= Guy Laporte =

French rugby union footballer and coach (1952–2022)

Guy Laporte (15 December 1952 – 28 January 2022) was a French rugby union player and a sports executive. He played as a fly-half.

==Career==
Laporte was born in Beaufort, France. He first played for Sporting Club Rieumois, where he won the French 3rd Division in 1971–72. He then would play for SC Graulhet, from 1972–73 to 1987–88.

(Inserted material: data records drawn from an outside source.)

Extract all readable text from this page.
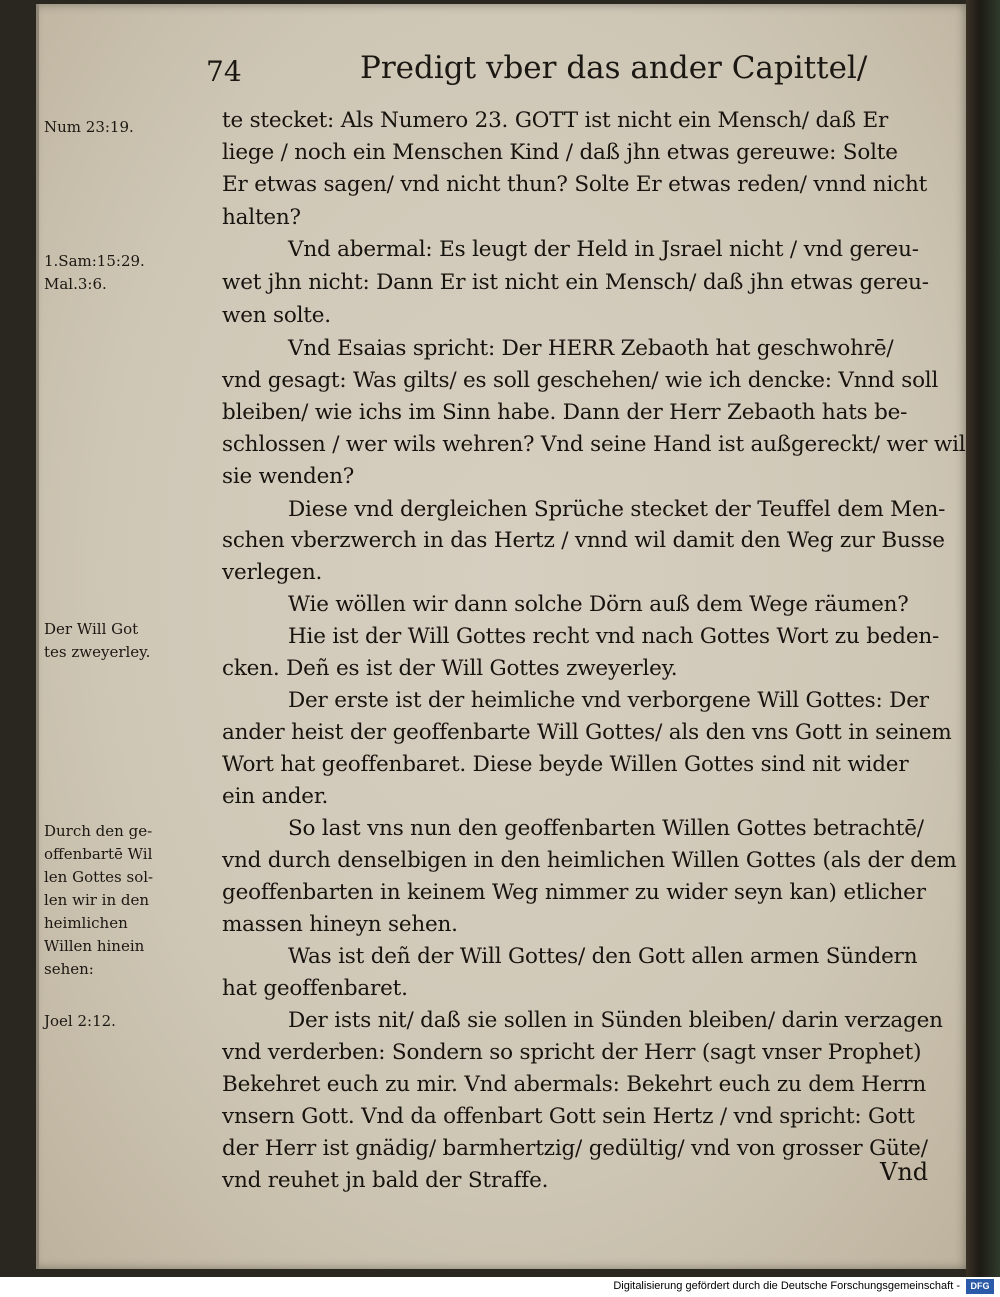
74	Predigt vber das ander Capittel/
Num 23:19.
1.Sam:15:29.
Mal.3:6.
Der Will Got
tes zweyerley.
Durch den ge-
offenbartē Wil
len Gottes sol-
len wir in den
heimlichen
Willen hinein
sehen:
Joel 2:12.
te stecket: Als Numero 23. GOTT ist nicht ein Mensch/ daß Er
liege / noch ein Menschen Kind / daß jhn etwas gereuwe: Solte
Er etwas sagen/ vnd nicht thun? Solte Er etwas reden/ vnnd nicht
halten?
Vnd abermal: Es leugt der Held in Jsrael nicht / vnd gereu-
wet jhn nicht: Dann Er ist nicht ein Mensch/ daß jhn etwas gereu-
wen solte.
Vnd Esaias spricht: Der HERR Zebaoth hat geschwohrē/
vnd gesagt: Was gilts/ es soll geschehen/ wie ich dencke: Vnnd soll
bleiben/ wie ichs im Sinn habe. Dann der Herr Zebaoth hats be-
schlossen / wer wils wehren? Vnd seine Hand ist außgereckt/ wer wil
sie wenden?
Diese vnd dergleichen Sprüche stecket der Teuffel dem Men-
schen vberzwerch in das Hertz / vnnd wil damit den Weg zur Busse
verlegen.
Wie wöllen wir dann solche Dörn auß dem Wege räumen?
Hie ist der Will Gottes recht vnd nach Gottes Wort zu beden-
cken. Deñ es ist der Will Gottes zweyerley.
Der erste ist der heimliche vnd verborgene Will Gottes: Der
ander heist der geoffenbarte Will Gottes/ als den vns Gott in seinem
Wort hat geoffenbaret. Diese beyde Willen Gottes sind nit wider
ein ander.
So last vns nun den geoffenbarten Willen Gottes betrachtē/
vnd durch denselbigen in den heimlichen Willen Gottes (als der dem
geoffenbarten in keinem Weg nimmer zu wider seyn kan) etlicher
massen hineyn sehen.
Was ist deñ der Will Gottes/ den Gott allen armen Sündern
hat geoffenbaret.
Der ists nit/ daß sie sollen in Sünden bleiben/ darin verzagen
vnd verderben: Sondern so spricht der Herr (sagt vnser Prophet)
Bekehret euch zu mir. Vnd abermals: Bekehrt euch zu dem Herrn
vnsern Gott. Vnd da offenbart Gott sein Hertz / vnd spricht: Gott
der Herr ist gnädig/ barmhertzig/ gedültig/ vnd von grosser Güte/
vnd reuhet jn bald der Straffe.	Vnd
Digitalisierung gefördert durch die Deutsche Forschungsgemeinschaft -	DFG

He had 16 caps, scoring three tries, 19 conversions, 23 penalties and eight drop goals, 143 points in aggregate, making him one of the top scorers for France in a short international career. He had his first cap for France at 7 February 1981, in a 19–13 win over Ireland, in Dublin, for the 1981 Five Nations Championship, in a game where he scored 2 penalties and two drop goals. He played only twice at the Five Nations Championship, in 1981, winning with a Grand Slam, and 1986, but scored one try, six conversions, 13 penalties and six drop goals, in an aggregate of 73 points. Laporte was called for the 1987 Rugby World Cup, where France was runners-up to New Zealand. He missed the final, but still played three games, scoring two tries, 11 conversions, three penalties and one drop goal, 42 points in aggregate, thus making him the top scorer for France in the competition. His last game was the 31–16 win over Fiji, at 7 June 1987, in Auckland, for the quarter-finals, where he scored three conversions, two penalties and one drop goal, an aggregate of 15 points.

Laporte, after finishing his career, was a member of the executive commission of the French Rugby Federation, and vice-president. He was later coach of Castres Olympique.

Laporte died of a heart attack at a hospital in Toulouse, France, on 28 January 2022, at the age of 69.